Medications That Mimic Motion Sickness
As people age, they tend to take more medications, and many common drug classes list dizziness or vertigo as side effects. Blood pressure medications, antidepressants, anti-seizure drugs, sedatives, anti-inflammatory drugs, and even some antibiotics can all cause sensations that feel indistinguishable from motion sickness. If your symptoms appeared or worsened around the time you started a new prescription, the medication itself may be the culprit rather than any change in your vestibular system. This is one of the simplest explanations to rule out, and adjusting doses or switching medications can sometimes resolve the problem entirely.

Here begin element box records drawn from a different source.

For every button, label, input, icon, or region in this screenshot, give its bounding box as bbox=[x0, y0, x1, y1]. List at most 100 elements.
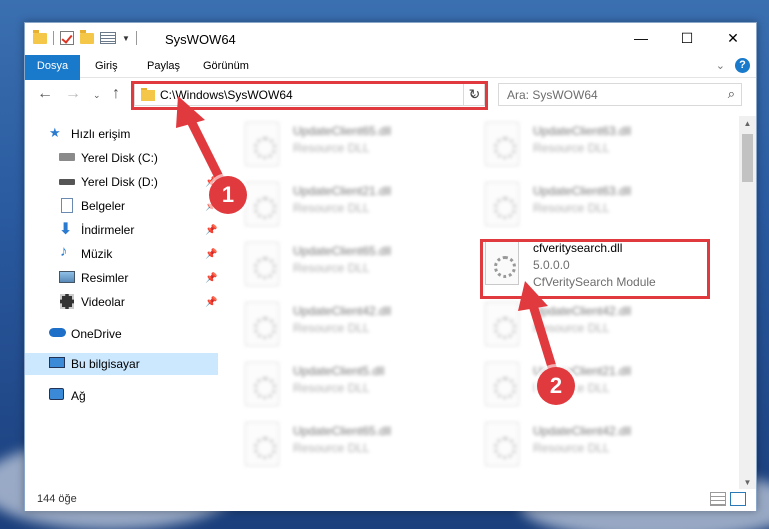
dll-file-icon bbox=[485, 362, 519, 406]
sidebar-item-documents[interactable]: Belgeler 📌 bbox=[25, 195, 218, 217]
file-name: UpdateClient42.dll bbox=[533, 304, 632, 318]
video-icon bbox=[60, 294, 74, 309]
close-button[interactable]: ✕ bbox=[710, 23, 756, 53]
details-view-icon[interactable] bbox=[710, 492, 726, 506]
list-item[interactable]: UpdateClient42.dll Resource DLL bbox=[245, 302, 445, 348]
sidebar-item-network[interactable]: Ağ bbox=[25, 385, 218, 407]
toolbar-divider bbox=[53, 31, 54, 45]
dll-file-icon bbox=[245, 302, 279, 346]
sidebar-item-label: Hızlı erişim bbox=[71, 127, 131, 141]
sidebar-item-downloads[interactable]: ⬇ İndirmeler 📌 bbox=[25, 219, 218, 241]
pictures-icon bbox=[59, 271, 75, 283]
forward-arrow-icon[interactable]: → bbox=[65, 85, 81, 103]
sidebar-item-label: OneDrive bbox=[71, 327, 122, 341]
list-item[interactable]: UpdateClient21.dll Resource DLL bbox=[245, 182, 445, 228]
list-item[interactable]: UpdateClient63.dll Resource DLL bbox=[485, 122, 685, 168]
step-2-badge: 2 bbox=[537, 367, 575, 405]
pin-icon[interactable]: 📌 bbox=[205, 225, 217, 236]
pin-icon[interactable]: 📌 bbox=[205, 297, 217, 308]
pin-icon[interactable]: 📌 bbox=[205, 273, 217, 284]
file-description: Resource DLL bbox=[293, 321, 370, 335]
customize-toolbar-arrow-icon[interactable]: ▼ bbox=[122, 34, 130, 43]
tab-view[interactable]: Görünüm bbox=[193, 55, 259, 78]
search-input[interactable]: Ara: SysWOW64 ⌕ bbox=[498, 83, 742, 106]
vertical-scrollbar[interactable]: ▲ ▼ bbox=[739, 116, 756, 491]
dll-file-icon bbox=[245, 182, 279, 226]
sidebar-item-videos[interactable]: Videolar 📌 bbox=[25, 291, 218, 313]
list-item[interactable]: UpdateClient42.dll Resource DLL bbox=[485, 422, 685, 468]
sidebar-item-quick-access[interactable]: ★ Hızlı erişim bbox=[25, 123, 218, 145]
file-name: UpdateClient21.dll bbox=[293, 184, 392, 198]
sidebar-item-disk-c[interactable]: Yerel Disk (C:) bbox=[25, 147, 218, 169]
file-name: UpdateClient63.dll bbox=[533, 184, 632, 198]
address-highlight-box bbox=[131, 81, 488, 110]
view-buttons bbox=[710, 492, 746, 506]
file-description: Resource DLL bbox=[293, 201, 370, 215]
drive-icon bbox=[59, 179, 75, 185]
computer-icon bbox=[49, 357, 65, 368]
navigation-pane: ★ Hızlı erişim Yerel Disk (C:) Yerel Dis… bbox=[25, 116, 218, 491]
dll-file-icon bbox=[485, 122, 519, 166]
step-1-badge: 1 bbox=[209, 176, 247, 214]
list-item[interactable]: UpdateClient5.dll Resource DLL bbox=[245, 362, 445, 408]
sidebar-item-music[interactable]: ♪ Müzik 📌 bbox=[25, 243, 218, 265]
sidebar-item-label: Resimler bbox=[81, 271, 129, 285]
up-arrow-icon[interactable]: ↑ bbox=[112, 85, 120, 103]
file-description: Resource DLL bbox=[293, 141, 370, 155]
list-item[interactable]: UpdateClient42.dll Resource DLL bbox=[485, 302, 685, 348]
minimize-button[interactable]: — bbox=[618, 23, 664, 53]
download-icon: ⬇ bbox=[59, 221, 73, 238]
scrollbar-thumb[interactable] bbox=[742, 134, 753, 182]
file-name: UpdateClient42.dll bbox=[293, 304, 392, 318]
file-name: UpdateClient5.dll bbox=[293, 364, 385, 378]
toolbar-divider bbox=[135, 31, 137, 45]
sidebar-item-label: Yerel Disk (D:) bbox=[81, 175, 158, 189]
properties-check-icon[interactable] bbox=[60, 31, 74, 45]
list-item[interactable]: UpdateClient21.dll Resource DLL bbox=[485, 362, 685, 408]
sidebar-item-onedrive[interactable]: OneDrive bbox=[25, 323, 218, 345]
cloud-icon bbox=[49, 328, 66, 337]
list-item[interactable]: UpdateClient65.dll Resource DLL bbox=[245, 242, 445, 288]
sidebar-item-label: Yerel Disk (C:) bbox=[81, 151, 158, 165]
large-icons-view-icon[interactable] bbox=[730, 492, 746, 506]
dll-file-icon bbox=[245, 242, 279, 286]
tab-share[interactable]: Paylaş bbox=[137, 55, 190, 78]
list-item[interactable]: UpdateClient63.dll Resource DLL bbox=[485, 182, 685, 228]
ribbon-help-area: ⌄ ? bbox=[716, 58, 750, 73]
search-icon[interactable]: ⌕ bbox=[728, 86, 735, 102]
sidebar-item-this-pc[interactable]: Bu bilgisayar bbox=[25, 353, 218, 375]
dll-file-icon bbox=[485, 302, 519, 346]
back-arrow-icon[interactable]: ← bbox=[37, 85, 53, 103]
music-icon: ♪ bbox=[60, 243, 68, 260]
recent-locations-chevron-icon[interactable]: ⌄ bbox=[93, 90, 101, 101]
expand-ribbon-chevron-icon[interactable]: ⌄ bbox=[716, 59, 725, 72]
help-icon[interactable]: ? bbox=[735, 58, 750, 73]
dll-file-icon bbox=[245, 362, 279, 406]
sidebar-item-pictures[interactable]: Resimler 📌 bbox=[25, 267, 218, 289]
dll-file-icon bbox=[485, 422, 519, 466]
network-icon bbox=[49, 388, 64, 400]
dll-file-icon bbox=[245, 422, 279, 466]
tab-home[interactable]: Giriş bbox=[85, 55, 128, 78]
sidebar-item-disk-d[interactable]: Yerel Disk (D:) 📌 bbox=[25, 171, 218, 193]
maximize-button[interactable]: ☐ bbox=[664, 23, 710, 53]
properties-icon[interactable] bbox=[100, 32, 116, 44]
file-description: Resource DLL bbox=[533, 441, 610, 455]
star-icon: ★ bbox=[49, 125, 61, 140]
file-name: UpdateClient65.dll bbox=[293, 124, 392, 138]
file-description: Resource DLL bbox=[293, 441, 370, 455]
list-item[interactable]: UpdateClient65.dll Resource DLL bbox=[245, 422, 445, 468]
explorer-window: ▼ SysWOW64 — ☐ ✕ Dosya Giriş Paylaş Görü… bbox=[24, 22, 757, 511]
window-title: SysWOW64 bbox=[165, 32, 236, 47]
file-description: Resource DLL bbox=[293, 381, 370, 395]
scroll-up-arrow-icon[interactable]: ▲ bbox=[739, 116, 756, 132]
sidebar-item-label: Müzik bbox=[81, 247, 113, 261]
window-controls: — ☐ ✕ bbox=[618, 23, 756, 53]
folder-icon bbox=[33, 29, 47, 44]
pin-icon[interactable]: 📌 bbox=[205, 249, 217, 260]
sidebar-item-label: Belgeler bbox=[81, 199, 126, 213]
title-bar: ▼ SysWOW64 — ☐ ✕ bbox=[25, 23, 756, 55]
file-name: UpdateClient63.dll bbox=[533, 124, 632, 138]
new-folder-icon[interactable] bbox=[80, 29, 94, 44]
list-item[interactable]: UpdateClient65.dll Resource DLL bbox=[245, 122, 445, 168]
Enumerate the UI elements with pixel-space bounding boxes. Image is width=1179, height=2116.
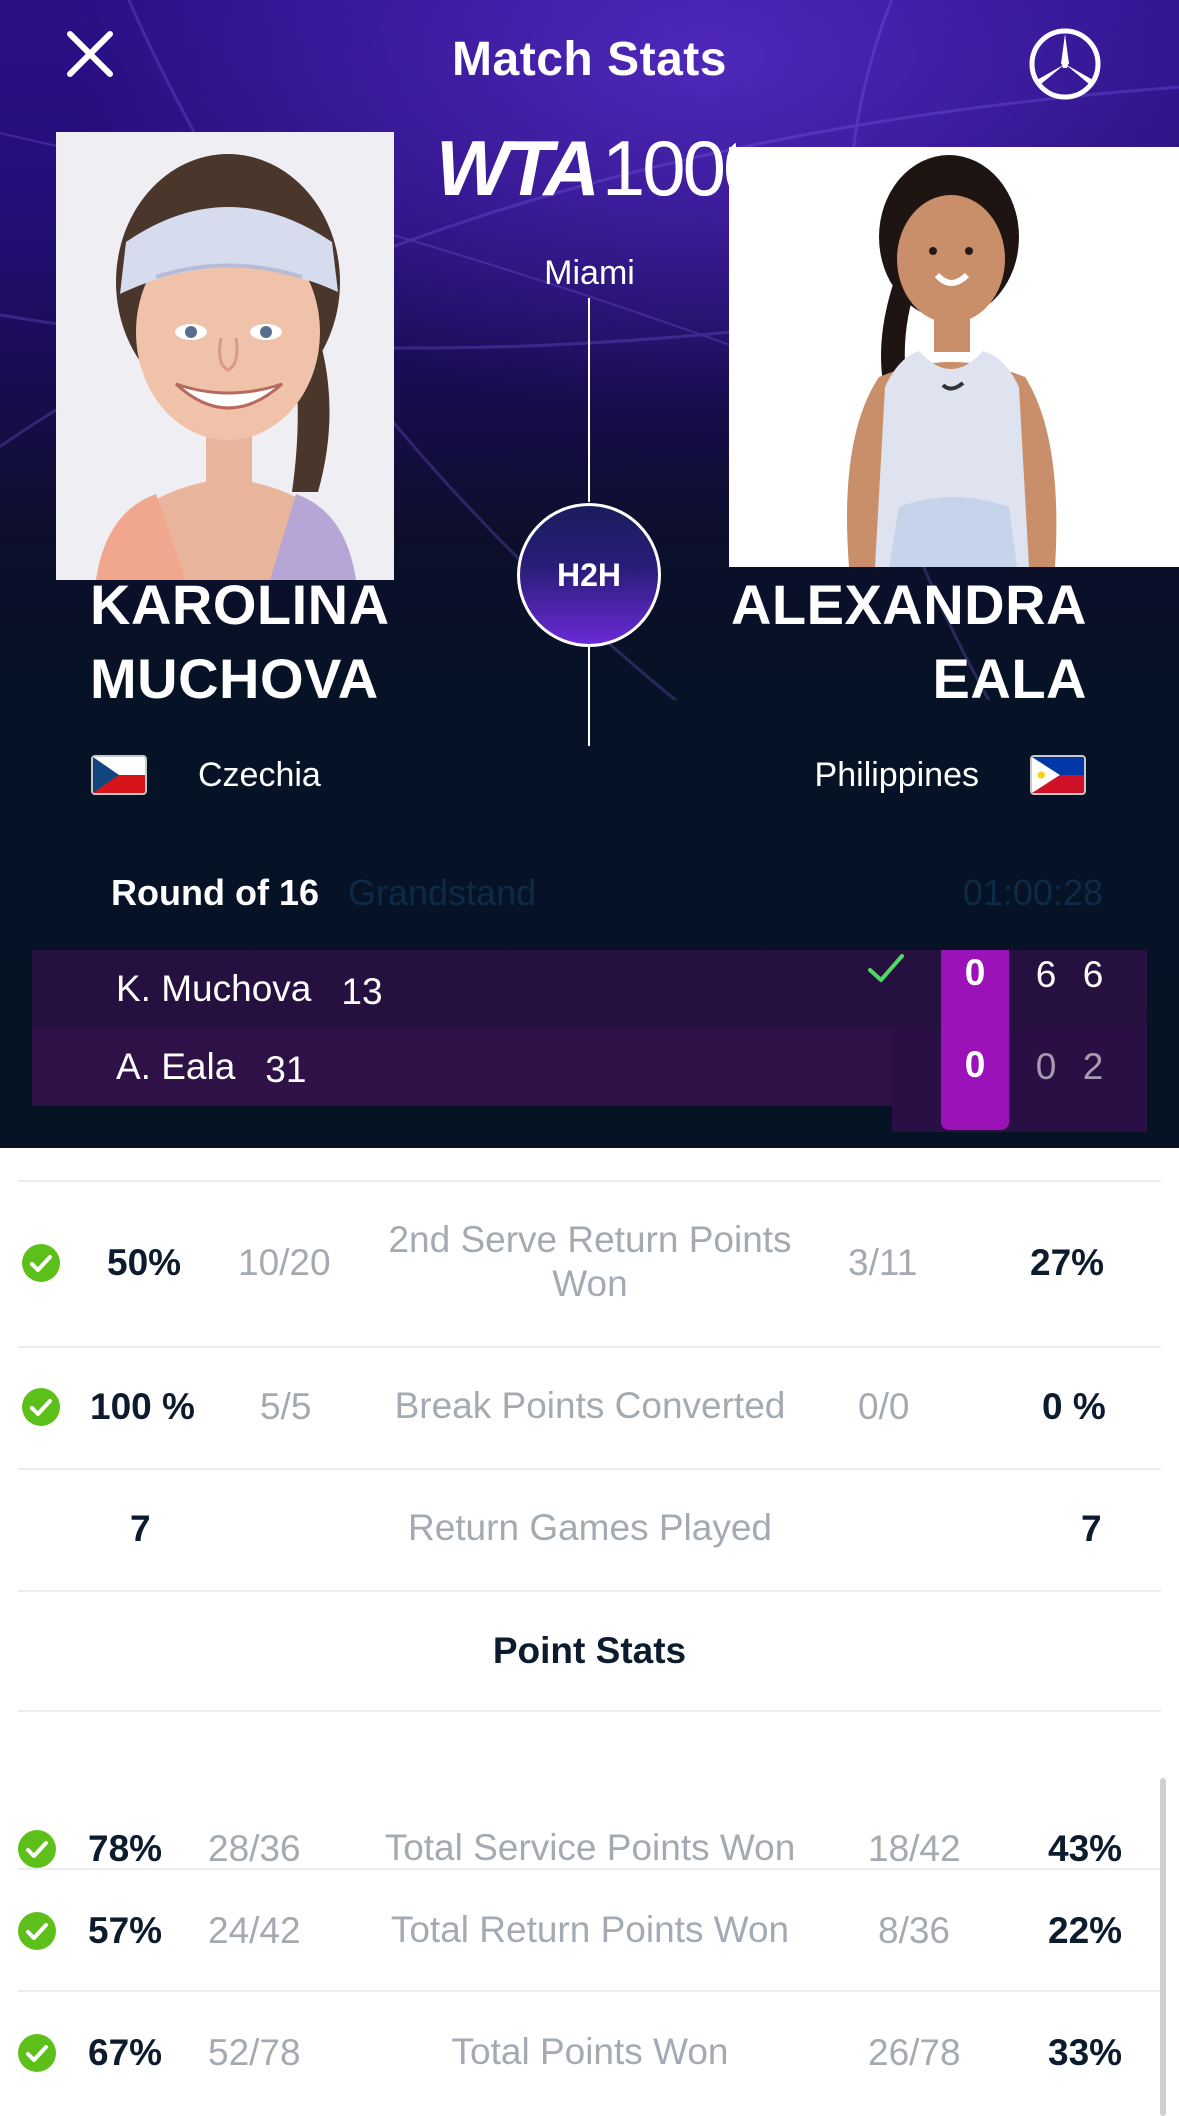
- stat-left-frac: 10/20: [238, 1242, 331, 1283]
- stat-left-pct: 57%: [88, 1910, 163, 1951]
- stat-row-2nd-serve-return: 50% 10/20 2nd Serve Return Points Won 3/…: [18, 1180, 1161, 1312]
- divider-line-top: [588, 298, 590, 502]
- stat-right-pct: 33%: [1048, 2032, 1123, 2073]
- country-right: Philippines: [814, 756, 979, 794]
- stat-right-pct: 7: [1081, 1508, 1102, 1549]
- stat-right-frac: 8/36: [878, 1910, 951, 1951]
- stat-left-frac: 28/36: [208, 1828, 301, 1869]
- stat-left-frac: 5/5: [260, 1386, 312, 1427]
- set-score: 6: [1082, 954, 1104, 995]
- player-photo-right: [729, 147, 1179, 567]
- round-label: Round of 16: [111, 872, 319, 913]
- score-player-name: K. Muchova: [116, 968, 312, 1009]
- scrollbar[interactable]: [1160, 1778, 1166, 2116]
- divider-line-bottom: [588, 646, 590, 746]
- stat-left-pct: 50%: [107, 1242, 182, 1283]
- page-title: Match Stats: [452, 33, 727, 86]
- check-circle-icon: [18, 2034, 56, 2072]
- court-label: Grandstand: [348, 872, 537, 913]
- stat-label: Break Points Converted: [394, 1385, 786, 1426]
- stat-row-total-return-points: 57% 24/42 Total Return Points Won 8/36 2…: [18, 1868, 1161, 1988]
- divider: [18, 1710, 1161, 1712]
- stat-right-pct: 0 %: [1042, 1386, 1106, 1427]
- philippines-flag-icon: [1030, 755, 1086, 795]
- stat-label: Total Service Points Won: [384, 1827, 796, 1868]
- stat-left-pct: 100 %: [90, 1386, 195, 1427]
- venue-name: Miami: [544, 254, 635, 292]
- stat-left-frac: 52/78: [208, 2032, 301, 2073]
- set-score: 0: [1035, 1046, 1057, 1087]
- mercedes-star-icon[interactable]: [1027, 26, 1103, 102]
- score-player-seed: 31: [265, 1049, 307, 1090]
- stat-label: Total Points Won: [451, 2031, 729, 2072]
- czechia-flag-icon: [91, 755, 147, 795]
- winner-check-icon: [866, 950, 906, 986]
- stat-right-frac: 18/42: [868, 1828, 961, 1869]
- score-row: K. Muchova 13: [32, 950, 892, 1028]
- wta-1000-logo: WTA1000: [436, 128, 736, 208]
- stat-left-frac: 24/42: [208, 1910, 301, 1951]
- player-portrait-eala: [729, 147, 1179, 567]
- current-game-score: 0: [964, 952, 986, 993]
- country-left: Czechia: [198, 756, 321, 794]
- divider: [18, 1590, 1161, 1592]
- score-row: A. Eala 31: [32, 1028, 892, 1106]
- stat-row-break-points-converted: 100 % 5/5 Break Points Converted 0/0 0 %: [18, 1346, 1161, 1466]
- check-circle-icon: [22, 1244, 60, 1282]
- stat-left-pct: 7: [130, 1508, 151, 1549]
- set-score: 2: [1082, 1046, 1104, 1087]
- stat-label: Total Return Points Won: [390, 1909, 790, 1950]
- stat-right-frac: 26/78: [868, 2032, 961, 2073]
- score-player-name: A. Eala: [116, 1046, 236, 1087]
- stat-label: Return Games Played: [407, 1507, 772, 1548]
- match-duration: 01:00:28: [962, 872, 1103, 913]
- stat-left-pct: 67%: [88, 2032, 163, 2073]
- set-score: 6: [1035, 954, 1057, 995]
- stat-row-return-games-played: 7 Return Games Played 7: [18, 1468, 1161, 1588]
- h2h-button[interactable]: H2H: [517, 503, 661, 647]
- player-photo-left: [56, 132, 394, 580]
- stat-right-frac: 3/11: [848, 1242, 918, 1283]
- stats-list[interactable]: 50% 10/20 2nd Serve Return Points Won 3/…: [18, 1148, 1161, 2116]
- stat-right-pct: 22%: [1048, 1910, 1123, 1951]
- player-name-left[interactable]: KAROLINA MUCHOVA: [90, 568, 390, 716]
- stat-right-frac: 0/0: [858, 1386, 910, 1427]
- stat-right-pct: 43%: [1048, 1828, 1123, 1869]
- check-circle-icon: [18, 1912, 56, 1950]
- player-name-right[interactable]: ALEXANDRA EALA: [731, 568, 1087, 716]
- check-circle-icon: [18, 1830, 56, 1868]
- current-game-score: 0: [964, 1044, 986, 1085]
- score-player-seed: 13: [341, 971, 383, 1012]
- stat-left-pct: 78%: [88, 1828, 163, 1869]
- check-circle-icon: [22, 1388, 60, 1426]
- stat-right-pct: 27%: [1030, 1242, 1105, 1283]
- stat-row-total-points: 67% 52/78 Total Points Won 26/78 33%: [18, 1990, 1161, 2110]
- player-portrait-muchova: [56, 132, 394, 580]
- section-title-point-stats: Point Stats: [492, 1630, 687, 1671]
- stat-label: 2nd Serve Return Points Won: [388, 1219, 792, 1304]
- match-header: Match Stats WTA100 Miami H2H KAROLINA MU…: [0, 0, 1179, 1148]
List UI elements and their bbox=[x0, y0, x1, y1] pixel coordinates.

Retraining Your Balance System
The encouraging news is that the brain retains the ability to adapt to vestibular changes at any age, though it may take longer than it once did. Vestibular rehabilitation, a set of specific exercises designed to retrain how your brain processes balance signals, is one of the most effective approaches. Stanford Medicine’s vestibular therapy program emphasizes a counterintuitive principle: when you feel dizzy, the instinct is to stop moving, but movement is what retrains the system.
Basic exercises involve keeping your eyes fixed on a stationary target while slowly shaking your head side to side or nodding up and down for about a minute at a time. As tolerance builds, you increase the speed or perform the exercises while standing, then eventually while walking. Rotation exercises, where you turn your head and body together while tracking your thumbs, help recalibrate how your brain links visual and vestibular input. These are meant to be done three times a day, and daily walking is part of the program. Diaphragmatic breathing is also incorporated because the stress response triggered by dizziness (racing heart, shallow breathing, heightened alertness) actually amplifies the nausea and disorientation.
Gradual, repeated exposure to the specific motions that trigger your symptoms is the core strategy. Your brain can still learn to recalibrate its sensory weighting, it just needs consistent practice and enough patience to push slightly past the comfort zone each session without overwhelming the system.